Netdev List
 help / color / mirror / Atom feed
* [PATCH net] ipv4: validate ip_forward_options() option fields against skb tail
@ 2026-05-28 11:12 Qi Tang
  2026-05-28 13:48 ` Jiayuan Chen
  0 siblings, 1 reply; 3+ messages in thread
From: Qi Tang @ 2026-05-28 11:12 UTC (permalink / raw)
  To: davem, kuba, pabeni, edumazet
  Cc: netdev, dsahern, idosch, horms, lyutoon, stable, Qi Tang

ip_forward_options() re-reads the RR/SRR/TS option length byte
optptr[1] and pointer byte optptr[2] from the skb on the forwarding
path and uses them as indexes for 4-byte writes via
ip_rt_get_source() (and a memcmp walk in the SRR branch).

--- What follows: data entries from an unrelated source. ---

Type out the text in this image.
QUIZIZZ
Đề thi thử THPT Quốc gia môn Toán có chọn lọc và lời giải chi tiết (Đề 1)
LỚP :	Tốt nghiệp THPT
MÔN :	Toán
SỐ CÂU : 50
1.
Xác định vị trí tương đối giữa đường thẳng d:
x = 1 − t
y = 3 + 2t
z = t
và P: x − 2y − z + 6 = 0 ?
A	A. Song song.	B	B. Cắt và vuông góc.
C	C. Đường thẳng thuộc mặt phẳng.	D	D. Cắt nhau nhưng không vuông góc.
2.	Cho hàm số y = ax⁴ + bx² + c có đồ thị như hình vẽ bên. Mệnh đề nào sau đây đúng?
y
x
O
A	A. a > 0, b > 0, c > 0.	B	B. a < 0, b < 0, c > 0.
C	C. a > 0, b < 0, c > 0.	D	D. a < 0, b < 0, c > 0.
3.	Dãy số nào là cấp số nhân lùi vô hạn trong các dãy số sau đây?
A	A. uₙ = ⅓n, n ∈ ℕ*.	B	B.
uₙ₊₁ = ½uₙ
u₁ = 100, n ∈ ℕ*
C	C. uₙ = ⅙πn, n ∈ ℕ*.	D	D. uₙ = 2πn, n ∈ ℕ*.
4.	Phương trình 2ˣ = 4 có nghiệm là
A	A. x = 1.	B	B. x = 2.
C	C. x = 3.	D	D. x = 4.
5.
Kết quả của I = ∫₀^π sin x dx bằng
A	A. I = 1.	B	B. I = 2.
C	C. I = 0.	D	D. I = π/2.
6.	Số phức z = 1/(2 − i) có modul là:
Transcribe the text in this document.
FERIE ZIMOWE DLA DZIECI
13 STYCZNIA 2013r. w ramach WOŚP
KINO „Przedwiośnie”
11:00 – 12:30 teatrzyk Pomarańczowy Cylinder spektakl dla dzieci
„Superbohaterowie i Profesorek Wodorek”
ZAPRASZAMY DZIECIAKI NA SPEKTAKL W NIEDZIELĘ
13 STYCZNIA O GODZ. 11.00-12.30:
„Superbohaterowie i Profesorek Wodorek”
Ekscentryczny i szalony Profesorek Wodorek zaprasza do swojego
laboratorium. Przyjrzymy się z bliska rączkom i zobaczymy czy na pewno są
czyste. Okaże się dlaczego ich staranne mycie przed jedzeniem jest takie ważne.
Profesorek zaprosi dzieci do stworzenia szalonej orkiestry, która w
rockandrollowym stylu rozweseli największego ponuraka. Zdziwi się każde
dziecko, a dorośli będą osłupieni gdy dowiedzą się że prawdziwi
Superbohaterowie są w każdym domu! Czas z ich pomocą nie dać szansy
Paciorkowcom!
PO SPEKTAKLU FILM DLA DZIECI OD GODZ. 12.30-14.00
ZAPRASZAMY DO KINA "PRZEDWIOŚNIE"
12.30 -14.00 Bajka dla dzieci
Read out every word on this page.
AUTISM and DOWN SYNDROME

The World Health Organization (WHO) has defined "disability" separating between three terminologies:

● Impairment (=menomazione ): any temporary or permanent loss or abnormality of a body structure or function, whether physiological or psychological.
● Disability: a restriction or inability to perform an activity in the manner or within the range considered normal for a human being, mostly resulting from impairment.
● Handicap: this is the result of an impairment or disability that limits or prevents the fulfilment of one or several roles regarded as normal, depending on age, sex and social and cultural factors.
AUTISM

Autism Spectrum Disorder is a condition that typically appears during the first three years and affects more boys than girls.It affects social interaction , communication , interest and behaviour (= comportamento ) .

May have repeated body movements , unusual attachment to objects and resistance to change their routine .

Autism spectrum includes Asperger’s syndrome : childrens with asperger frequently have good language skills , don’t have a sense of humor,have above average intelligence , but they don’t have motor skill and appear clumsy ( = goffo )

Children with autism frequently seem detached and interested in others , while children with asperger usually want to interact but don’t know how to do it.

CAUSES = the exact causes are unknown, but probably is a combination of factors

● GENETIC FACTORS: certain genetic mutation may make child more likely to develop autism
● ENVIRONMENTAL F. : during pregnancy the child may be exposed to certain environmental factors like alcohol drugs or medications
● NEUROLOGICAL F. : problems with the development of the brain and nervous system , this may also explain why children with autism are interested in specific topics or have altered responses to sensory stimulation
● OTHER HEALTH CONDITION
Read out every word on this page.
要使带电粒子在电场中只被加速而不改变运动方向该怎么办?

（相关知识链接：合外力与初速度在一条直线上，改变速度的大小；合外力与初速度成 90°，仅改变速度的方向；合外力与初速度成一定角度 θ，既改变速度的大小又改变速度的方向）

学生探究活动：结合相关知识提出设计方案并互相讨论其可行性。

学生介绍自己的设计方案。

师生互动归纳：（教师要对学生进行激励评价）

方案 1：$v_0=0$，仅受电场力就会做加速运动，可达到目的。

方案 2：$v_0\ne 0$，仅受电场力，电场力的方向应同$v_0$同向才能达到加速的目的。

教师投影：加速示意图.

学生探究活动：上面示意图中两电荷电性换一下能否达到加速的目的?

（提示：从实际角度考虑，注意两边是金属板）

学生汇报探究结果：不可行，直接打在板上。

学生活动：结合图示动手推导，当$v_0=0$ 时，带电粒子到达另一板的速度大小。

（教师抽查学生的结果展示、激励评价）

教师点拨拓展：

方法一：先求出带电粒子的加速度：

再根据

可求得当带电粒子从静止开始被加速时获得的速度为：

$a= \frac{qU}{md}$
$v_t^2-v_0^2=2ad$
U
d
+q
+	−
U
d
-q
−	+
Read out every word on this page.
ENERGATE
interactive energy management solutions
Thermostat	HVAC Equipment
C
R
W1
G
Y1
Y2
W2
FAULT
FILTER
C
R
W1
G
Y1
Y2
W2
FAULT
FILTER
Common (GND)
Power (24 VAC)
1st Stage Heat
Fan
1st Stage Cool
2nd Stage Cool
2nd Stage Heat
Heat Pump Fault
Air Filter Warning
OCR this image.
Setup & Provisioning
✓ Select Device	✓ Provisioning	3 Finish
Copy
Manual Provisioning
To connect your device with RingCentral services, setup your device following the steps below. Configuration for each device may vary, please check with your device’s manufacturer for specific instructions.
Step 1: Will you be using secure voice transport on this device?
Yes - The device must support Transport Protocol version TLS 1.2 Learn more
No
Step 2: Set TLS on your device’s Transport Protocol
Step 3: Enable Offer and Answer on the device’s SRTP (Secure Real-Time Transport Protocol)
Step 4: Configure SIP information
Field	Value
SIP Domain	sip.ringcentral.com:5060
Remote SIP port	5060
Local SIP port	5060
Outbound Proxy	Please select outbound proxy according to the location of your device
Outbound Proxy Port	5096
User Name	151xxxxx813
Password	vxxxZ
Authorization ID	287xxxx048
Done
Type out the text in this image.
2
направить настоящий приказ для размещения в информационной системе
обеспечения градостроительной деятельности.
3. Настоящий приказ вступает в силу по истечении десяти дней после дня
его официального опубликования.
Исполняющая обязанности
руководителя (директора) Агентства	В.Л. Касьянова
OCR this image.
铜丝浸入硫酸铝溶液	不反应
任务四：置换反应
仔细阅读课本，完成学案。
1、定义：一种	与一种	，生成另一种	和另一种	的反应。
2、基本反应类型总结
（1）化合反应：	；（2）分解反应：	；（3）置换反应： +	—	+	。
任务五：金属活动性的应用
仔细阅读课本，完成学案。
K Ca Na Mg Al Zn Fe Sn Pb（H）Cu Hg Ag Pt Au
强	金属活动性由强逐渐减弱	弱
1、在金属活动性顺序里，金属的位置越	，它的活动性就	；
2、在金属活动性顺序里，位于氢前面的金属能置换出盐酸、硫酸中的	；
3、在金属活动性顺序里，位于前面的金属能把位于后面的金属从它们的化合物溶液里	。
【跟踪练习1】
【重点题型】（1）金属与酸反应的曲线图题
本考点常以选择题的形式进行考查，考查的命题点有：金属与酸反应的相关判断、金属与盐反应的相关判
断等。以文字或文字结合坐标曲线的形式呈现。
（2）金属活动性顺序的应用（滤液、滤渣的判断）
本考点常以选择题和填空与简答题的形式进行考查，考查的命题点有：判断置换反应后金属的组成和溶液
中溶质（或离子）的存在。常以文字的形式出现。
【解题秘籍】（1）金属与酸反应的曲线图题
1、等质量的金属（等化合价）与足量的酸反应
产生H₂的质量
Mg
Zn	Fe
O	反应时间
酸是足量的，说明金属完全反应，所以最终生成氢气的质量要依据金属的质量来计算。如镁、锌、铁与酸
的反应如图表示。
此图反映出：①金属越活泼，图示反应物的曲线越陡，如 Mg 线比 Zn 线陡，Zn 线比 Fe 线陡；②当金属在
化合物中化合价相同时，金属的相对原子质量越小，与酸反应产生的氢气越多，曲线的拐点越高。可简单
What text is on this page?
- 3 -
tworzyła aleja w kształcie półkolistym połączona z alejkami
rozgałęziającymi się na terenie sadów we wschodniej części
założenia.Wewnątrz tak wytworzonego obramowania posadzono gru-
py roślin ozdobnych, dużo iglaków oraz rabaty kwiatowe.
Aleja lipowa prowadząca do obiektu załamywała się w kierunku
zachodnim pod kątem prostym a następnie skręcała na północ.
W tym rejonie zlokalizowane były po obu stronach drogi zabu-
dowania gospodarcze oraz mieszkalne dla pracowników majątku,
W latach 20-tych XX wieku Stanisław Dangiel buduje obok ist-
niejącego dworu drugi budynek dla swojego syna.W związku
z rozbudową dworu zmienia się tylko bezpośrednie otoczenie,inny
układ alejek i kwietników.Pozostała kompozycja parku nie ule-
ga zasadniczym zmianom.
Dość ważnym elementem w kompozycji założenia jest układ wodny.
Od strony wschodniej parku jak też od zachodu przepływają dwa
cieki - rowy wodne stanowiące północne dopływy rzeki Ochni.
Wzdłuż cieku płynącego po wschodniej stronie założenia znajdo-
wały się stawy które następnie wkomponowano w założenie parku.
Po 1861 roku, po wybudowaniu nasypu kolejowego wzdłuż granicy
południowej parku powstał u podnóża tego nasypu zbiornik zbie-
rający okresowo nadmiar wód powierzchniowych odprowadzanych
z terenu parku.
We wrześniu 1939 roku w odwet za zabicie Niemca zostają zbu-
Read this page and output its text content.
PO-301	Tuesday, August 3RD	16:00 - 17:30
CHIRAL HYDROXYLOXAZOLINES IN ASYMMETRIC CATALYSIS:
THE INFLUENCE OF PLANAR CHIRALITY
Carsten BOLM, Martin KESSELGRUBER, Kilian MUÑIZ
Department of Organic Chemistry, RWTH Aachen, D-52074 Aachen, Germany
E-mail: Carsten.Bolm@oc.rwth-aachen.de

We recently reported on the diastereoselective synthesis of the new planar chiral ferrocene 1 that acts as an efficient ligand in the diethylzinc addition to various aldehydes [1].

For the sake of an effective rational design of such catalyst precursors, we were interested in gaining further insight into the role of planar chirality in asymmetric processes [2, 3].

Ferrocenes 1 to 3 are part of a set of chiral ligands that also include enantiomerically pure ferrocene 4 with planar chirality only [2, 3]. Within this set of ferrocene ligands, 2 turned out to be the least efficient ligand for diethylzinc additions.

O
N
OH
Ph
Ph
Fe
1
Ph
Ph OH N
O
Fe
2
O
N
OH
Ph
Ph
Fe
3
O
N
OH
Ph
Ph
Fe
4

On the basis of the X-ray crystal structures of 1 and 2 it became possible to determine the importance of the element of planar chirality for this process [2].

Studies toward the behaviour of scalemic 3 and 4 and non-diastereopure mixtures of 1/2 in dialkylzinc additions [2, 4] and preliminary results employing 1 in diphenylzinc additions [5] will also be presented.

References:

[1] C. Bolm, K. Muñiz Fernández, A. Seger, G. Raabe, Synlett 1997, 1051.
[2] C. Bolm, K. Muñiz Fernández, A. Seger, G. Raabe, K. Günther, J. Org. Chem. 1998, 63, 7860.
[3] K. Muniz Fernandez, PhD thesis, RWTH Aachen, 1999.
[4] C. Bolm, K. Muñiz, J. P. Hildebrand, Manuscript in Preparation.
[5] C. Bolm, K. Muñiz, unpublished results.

__ip_options_compile() validates those bytes at parse time but stores
only the option's offset into IPCB(skb)->opt.{rr,srr,ts}.  An nftables
FORWARD-chain payload mutation between parse and consume can rewrite
the bytes, driving the indexed writes out of bounds and overlapping
skb_shared_info.  With optptr[2] mutated the write can land in
skb_shared_info.frag_list; the next time the skb is dropped
kfree_skb_list_reason() walks the forged list and frees an
attacker-controlled pointer, an arbitrary-free primitive (R15 below
is the corrupted frag_list):

  BUG: unable to handle page fault for address: ffffed10195fd757
  Oops: 0000 [#1] SMP KASAN NOPTI
  RIP: 0010:kfree_skb_list_reason+0x167/0x5f0
  RAX: 1ffff110195fd757 RBX: dffffc0000000000
  R15: ffff8880cafebabe
  CR2: ffffed10195fd757
  Call Trace:
   skb_release_data+0x565/0x820
   sk_skb_reason_drop+0xc1/0x350
   ip_rcv_core+0x7a8/0xcd0
   ip_rcv+0x97/0x270
   __netif_receive_skb_one_core+0x161/0x1b0
   process_backlog+0x1c4/0x5b0
   net_rx_action+0x934/0xfa0

Bound optptr[2] within optptr[1] before the RR and TS writes, and
clamp the SRR walk to the bytes actually present in the skb.  Match
the existing error handling in this function: skip the malformed
option in place rather than returning, so the single ip_send_check()
at the end still recomputes the checksum for any option that was
updated earlier.

Cc: stable@vger.kernel.org
Reported-by: Qi Tang <tpluszz77@gmail.com>
Reported-by: Tong Liu <lyutoon@gmail.com>
Fixes: 1da177e4c3f4 ("Linux-2.6.12-rc2")
Signed-off-by: Qi Tang <tpluszz77@gmail.com>
---
 net/ipv4/ip_options.c | 27 +++++++++++++++++++--------
 1 file changed, 19 insertions(+), 8 deletions(-)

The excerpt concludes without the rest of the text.